As a libertarian, Hoppe is against capital punishment, but it is surely justified in the case of Hakim Benmakhlouf, an Algerian thief who was deported from Britain five times, once returning from Algeria within 24 hours.
The problem with Heathian landlords is the same as with states: how to bind them to their contracts? Hoppe does not address this problem.
Hoppe argues that law should be voluntary. If law is voluntary, property is voluntary. Hoppe thinks property should not be voluntary, but he thinks law should be voluntary. This is a contradiction, Hoppe’s blather about praxeology notwithstanding. While rent may be voluntary, a landlord’s exclusive right to his property is not voluntary. But if law is voluntary, people would not necessarily agree to respect a landlord’s exclusive right to his property.

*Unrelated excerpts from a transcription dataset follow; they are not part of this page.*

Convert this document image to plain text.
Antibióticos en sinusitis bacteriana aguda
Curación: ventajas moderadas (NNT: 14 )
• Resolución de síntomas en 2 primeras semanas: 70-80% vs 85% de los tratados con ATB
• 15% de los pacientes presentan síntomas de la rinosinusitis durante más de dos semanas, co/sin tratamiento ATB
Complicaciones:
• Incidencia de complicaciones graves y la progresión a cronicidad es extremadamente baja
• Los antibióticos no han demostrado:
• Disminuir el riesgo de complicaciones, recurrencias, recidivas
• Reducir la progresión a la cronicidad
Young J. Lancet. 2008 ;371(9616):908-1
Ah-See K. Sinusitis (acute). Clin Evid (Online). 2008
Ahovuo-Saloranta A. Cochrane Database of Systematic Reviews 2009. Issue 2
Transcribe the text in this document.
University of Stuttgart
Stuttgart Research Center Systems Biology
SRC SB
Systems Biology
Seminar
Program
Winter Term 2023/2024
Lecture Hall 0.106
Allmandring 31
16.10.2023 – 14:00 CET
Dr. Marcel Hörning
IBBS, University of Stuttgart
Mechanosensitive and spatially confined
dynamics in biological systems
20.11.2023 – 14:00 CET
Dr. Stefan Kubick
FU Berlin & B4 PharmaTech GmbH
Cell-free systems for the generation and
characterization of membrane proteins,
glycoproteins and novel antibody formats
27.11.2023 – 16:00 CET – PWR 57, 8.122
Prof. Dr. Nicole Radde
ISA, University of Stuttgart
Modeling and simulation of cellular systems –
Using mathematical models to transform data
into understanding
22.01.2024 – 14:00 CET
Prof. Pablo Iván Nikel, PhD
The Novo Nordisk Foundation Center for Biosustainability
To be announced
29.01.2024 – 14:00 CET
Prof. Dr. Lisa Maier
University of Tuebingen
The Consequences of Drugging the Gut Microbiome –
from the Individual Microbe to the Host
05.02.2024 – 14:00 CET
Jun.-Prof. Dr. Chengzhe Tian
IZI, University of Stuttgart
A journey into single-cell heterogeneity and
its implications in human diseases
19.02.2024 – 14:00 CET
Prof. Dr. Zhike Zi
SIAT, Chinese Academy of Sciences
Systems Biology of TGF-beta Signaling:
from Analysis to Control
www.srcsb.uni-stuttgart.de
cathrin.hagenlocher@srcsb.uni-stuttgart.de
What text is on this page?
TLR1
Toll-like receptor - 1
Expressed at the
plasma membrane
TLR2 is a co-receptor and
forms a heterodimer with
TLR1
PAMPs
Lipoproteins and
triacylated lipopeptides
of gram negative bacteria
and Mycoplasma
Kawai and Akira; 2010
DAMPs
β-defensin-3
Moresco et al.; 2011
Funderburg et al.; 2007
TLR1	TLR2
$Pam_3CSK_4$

Law can never be voluntary. It is possible to avoid paying rent to a landlord by moving to a different place, but if all land is owned by landlords then you will pay rent to someone. In this sense, rent is not voluntary. Similarly, it is possible to avoid a legal system by leaving its jurisdiction, but if all land is under some jurisdiction, it is not possible to avoid law. Law is as voluntary as rent, just as rent is as voluntary as tax. Property/tort law is prior to contract law.
Finally, Hoppe has little to say about how to achieve anarcho-capitalism. He advocates secession in all circumstances, right down to the individual. He says “It is difficult to imagine how the central government would dare to invade a territory and crush a group of people who had committed no other sin than trying to mind their own business.” “No propaganda effort, however elaborate, would make the public believe that its attack was anything but an aggression against innocent victims.”
This strikes me as exceedingly naive, and ignorant of history. What need had the Mongols of good public relations?